QUESTION: The UN says it needs a billion dollars more to feed, house, and heal the refugees, and so far has raised only a third of that – hardly enough to deal with a tragedy of this scale. But today the Ambassador announced the U.S. did sanction some militia leaders for mass atrocities, and another $163 million in aid, with no end in sight for the war and a flood of its desperate victims.
AMBASSADOR THOMAS-GREENFIELD: We can’t give up. We can’t give up. They have not been held accountable, but they will be held accountable. And we are working with civil society and with others to ensure that we help them get the information – the evidence that they need to hold them accountable.
QUESTION: And Andrea joins us now live from the capital of Chad. Just brilliant reporting as always, Andrea. The pictures of these children are heartbreaking. What else did the UN Ambassador tell you about meeting the people at the camp?
QUESTION: Thank you, Ryan. I also asked the Ambassador about the atrocities. With refugees telling us about the militias repeatedly gang raping the women, killing the men, and pictures that have now been verified by human rights groups of mass graves.
AMBASSADOR THOMAS-GREENFIELD: I just met with a group of young women who had fled because they feared – they had seen their friends raped. They had seen men killed and they feared for their lives. And they came here. But one woman told me something that really struck me. She said, “I lost my ambition.” And I encouraged her to keep her ambition. That that was hers. And that at some point life would improve for her.
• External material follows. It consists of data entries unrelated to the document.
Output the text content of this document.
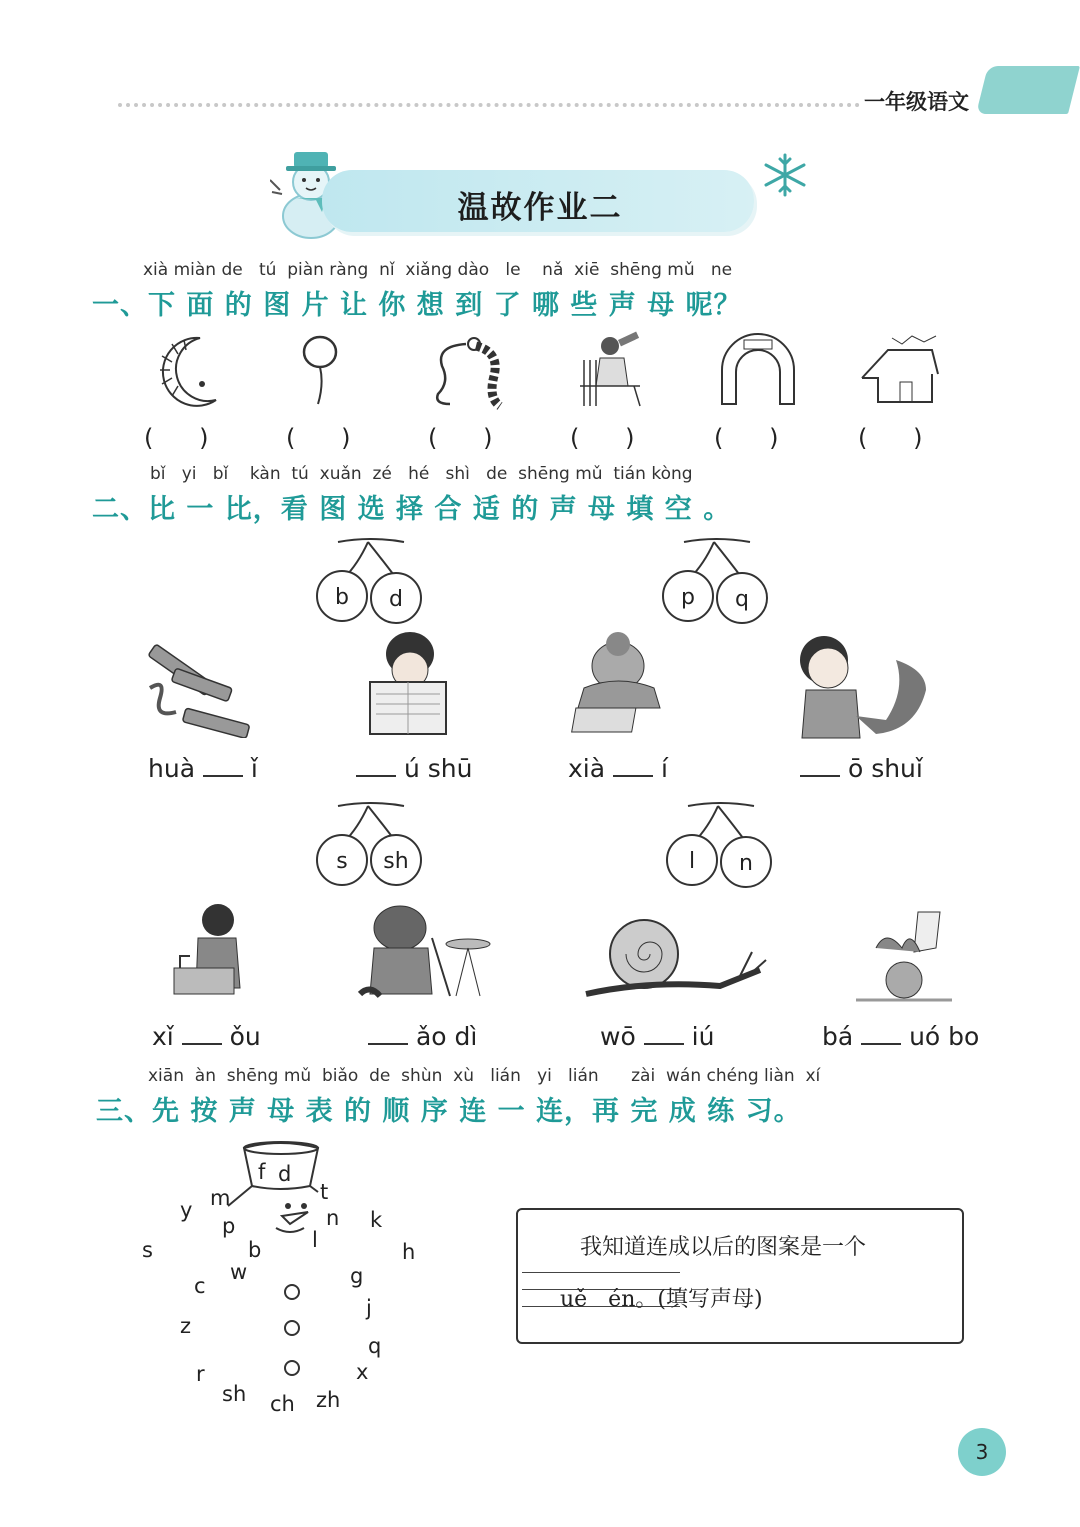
一年级语文
温故作业二
xià miàn de   tú  piàn ràng  nǐ  xiǎng dào   le    nǎ  xiē  shēng mǔ   ne
一、下 面 的 图 片 让 你 想 到 了 哪 些 声 母 呢？
(      )	(      )	(      )	(      )	(      )	(      )
bǐ   yi   bǐ    kàn  tú  xuǎn  zé   hé   shì   de  shēng mǔ  tián kòng
二、比 一 比，看 图 选 择 合 适 的 声 母 填 空 。
b d	p q
huà  ǐ	ú shū	xià  í	ō shuǐ
s sh	l n
xǐ  ǒu	ǎo dì	wō  iú	bá  uó bo
xiān  àn  shēng mǔ  biǎo  de  shùn  xù   lián   yi   lián      zài  wán chéng liàn  xí
三、先 按 声 母 表 的 顺 序 连 一 连，再 完 成 练 习。
f d
t
m
y
p	n k
s	b l	h
c
w	g
j
z
q
r	x
sh ch zh
我知道连成以后的图案是一个
uě   én。(填写声母)
3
QUESTION: That’s, of course, the hope, Ryan. But, since I was here 18 years ago, there have been 16 failed ceasefires – new governments. And what we are seeing again is ethnic cleansing on a truly horrifying scale.
QUESTION: And Andrea, we also have a clip of an interview that you did with then-Secretary of State Condoleezza Rice in 2005 when you went to the Darfur region of Sudan. Let’s take a listen to that.
SECRETARY CONDOLEEZZA RICE: We have a problem with violence against women. In the camps, outside the camps. And we’ve recognized –
QUESTION: Talking about rape –
SECRETARY RICE: – this problem. Yes.
QUESTION: – rape as a weapon –
SECRETARY RICE: Yes, of course. Of course. But, again, it is a difficult thing for these women to come forward and say – Because they have to live here.
QUESTION: There have been leaders here – your predecessor Colin Powell, Tony Blair, Kofi Annan, your deputy – the Sudanese government keeps promising that they are going to stop the killings. And we have evidence that they are supporting the militias that are doing the killings. What good are their promises?
SECRETARY RICE: I said this morning that they have a problem with credibility. That, in fact – And I said it directly to them. That people need to see action, not just hear words.
QUESTION: Andrea, are there any solutions?
QUESTION: Well, the U.S. and some African countries – also a few in the Middle East – they’re trying to negotiate a ceasefire. That would be a first step, at least, towards getting aid in that’s needed so desperately. And investigators from human rights groups – getting them access to evidence of these atrocities. But as for a lasting peace? That’s not likely.